I’m a primary target for companies selling the latest and greatest marketing technologies. I constantly get cold calls and emails inviting me to check out this or that. In investigating all these new things, I’ve developed a pet-peeves list of mistakes I see all-too often. We all make mistakes, but these make me inclined to write off the company I’m investigating from the get-go.
I’m sure I’m not alone. There are a lot of people out there in roles similar to mine, and these things must bug them as much as they bug me. So, all of you sales, marketing, and biz dev folks out there, listen up! Here are a couple of items from my list of Things to Avoid at All Costs.
Have you ever visited a company’s site for the first time because you want to know what it does? You spend 10 minutes reading the “about” section, then skim through “products overview” or “solutions overview,” and when you’re done you haven’t the foggiest notion of what the company does.
This happens to me all the time. Some companies fill their sites with so much marketing hype and strings of buzzwords that language is rendered meaningless.
Check this out (I pulled it from a company’s site):
A suite of customer-empowering products and services that enables companies, via multiple digital touch points, to reach their customers with the intelligent delivery of relevant, timely and targeted communications and applications to profitably drive business.
That all sounds extraordinarily impressive, but what is it? What does it do? How does it work? How can my clients use it? Give me some examples! The worst part of this particular example is that it doesn’t get any clearer as you drill deeper. I spent a few more minutes on the site, read more about this incredible suite of products, and then I even watched a Flash “demo.” I still have absolutely no idea what this thing is.

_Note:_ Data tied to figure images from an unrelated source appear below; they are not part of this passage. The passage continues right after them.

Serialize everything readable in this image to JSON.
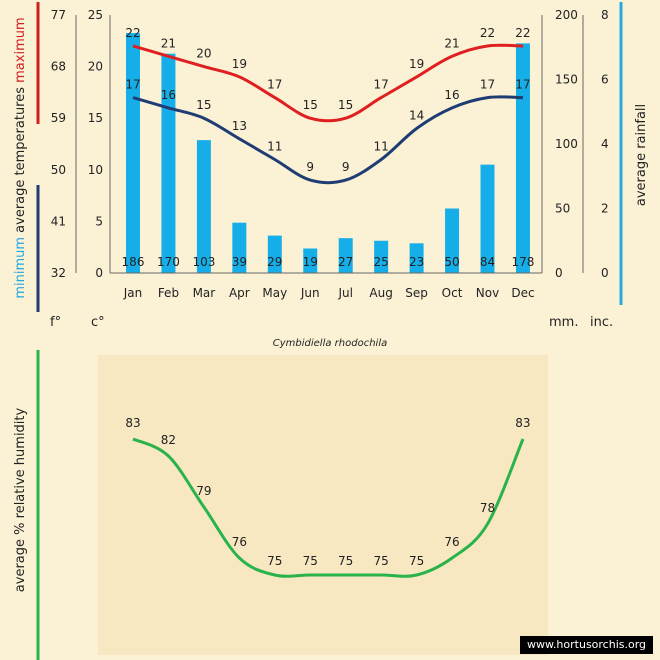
{
  "chart_data": [
    {
      "type": "bar+line",
      "species": "Cymbidiella rhodochila",
      "categories": [
        "Jan",
        "Feb",
        "Mar",
        "Apr",
        "May",
        "Jun",
        "Jul",
        "Aug",
        "Sep",
        "Oct",
        "Nov",
        "Dec"
      ],
      "rainfall_mm": [
        186,
        170,
        103,
        39,
        29,
        19,
        27,
        25,
        23,
        50,
        84,
        178
      ],
      "max_temp_c": [
        22,
        21,
        20,
        19,
        17,
        15,
        15,
        17,
        19,
        21,
        22,
        22
      ],
      "min_temp_c": [
        17,
        16,
        15,
        13,
        11,
        9,
        9,
        11,
        14,
        16,
        17,
        17
      ],
      "axes": {
        "fahrenheit_ticks": [
          "77",
          "68",
          "59",
          "50",
          "41",
          "32"
        ],
        "celsius_ticks": [
          "25",
          "20",
          "15",
          "10",
          "5",
          "0"
        ],
        "celsius_range": [
          0,
          25
        ],
        "rain_mm_ticks": [
          "200",
          "150",
          "100",
          "50",
          "0"
        ],
        "rain_mm_range": [
          0,
          200
        ],
        "rain_inch_ticks": [
          "8",
          "6",
          "4",
          "2",
          "0"
        ]
      },
      "left_title": {
        "minimum": "minimum",
        "average_temperatures": "average  temperatures",
        "maximum": "maximum"
      },
      "right_title": "average rainfall",
      "unit_labels": {
        "f": "f°",
        "c": "c°",
        "mm": "mm.",
        "inc": "inc."
      },
      "colors": {
        "bars": "#16aee8",
        "max_line": "#e02020",
        "min_line": "#1f3c73",
        "left_bar_max": "#d11f1f",
        "left_bar_min": "#1f3c73",
        "right_bar": "#29a8e0"
      }
    },
    {
      "type": "line",
      "categories": [
        "Jan",
        "Feb",
        "Mar",
        "Apr",
        "May",
        "Jun",
        "Jul",
        "Aug",
        "Sep",
        "Oct",
        "Nov",
        "Dec"
      ],
      "humidity_percent": [
        83,
        82,
        79,
        76,
        75,
        75,
        75,
        75,
        75,
        76,
        78,
        83
      ],
      "title": "average %  relative humidity",
      "colors": {
        "line": "#2ab34a",
        "left_bar": "#2ab34a"
      }
    }
  ],
  "watermark": "www.hortusorchis.org"
}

The site even offers examples that make sense and seem powerful, but there’s no specific information about how the company enables the examples to happen. That might be the key — show-and-tell. The company shows impressive marketing programs that are clever and very powerful, but it doesn’t tell how its solution/product/technology works. If you’re not telling, what’s the point?
Please do away with the buzzwords. Drop the hype. Just tell me what you do and how it works.
Demos That Don’t Demo
I love this.
You hear about something ground-breaking and revolutionary. You visit the site and are pleased to discover a link to a demonstration. The page loads and you sit there, waiting for the magic. Waiting to be impressed. Waiting to be blown away by this amazing new advertising technology.
You get a blank page or a broken image link or a 404 error. No explanation, no notification that you need to download the plug-in. Just white space on an empty page.
I do a lot of work on my trusty Mac. But I also have a PC on my desk, with perhaps the most common contemporary Web configuration — Windows 2000 running Internet Explorer (IE) 5.5. If your technology doesn’t work there, it’s got problems.
So please, do not post a demo until you’ve quality assured (QA’d) it backwards and forwards. If you’re eager get your technology seen, go ahead and post the demo, but also post caveats. In your QA process, you should have uncovered any circumstances under which a bug will crop up, the ad won’t load, or other problems. Maybe it doesn’t work in Netscape 4.7, or you have to enable the Java Virtual Machine (JVM) in IE. So, tell me. Then, if the demo doesn’t work, I know why and can perhaps change my configuration to view it.
These things seem like common sense, don’t they?
But, in launching a new product or service there are a million things to get accomplished — we can all relate. A good site and a killer demo are important, but they’re also the last steps in a very long process and are often the first pieces to have their timelines trimmed.
Just remember that old adage: You have only one chance to make a first impression. If that impression triggers one of my pet peeves, don’t hold your breath waiting for me to return your phone call.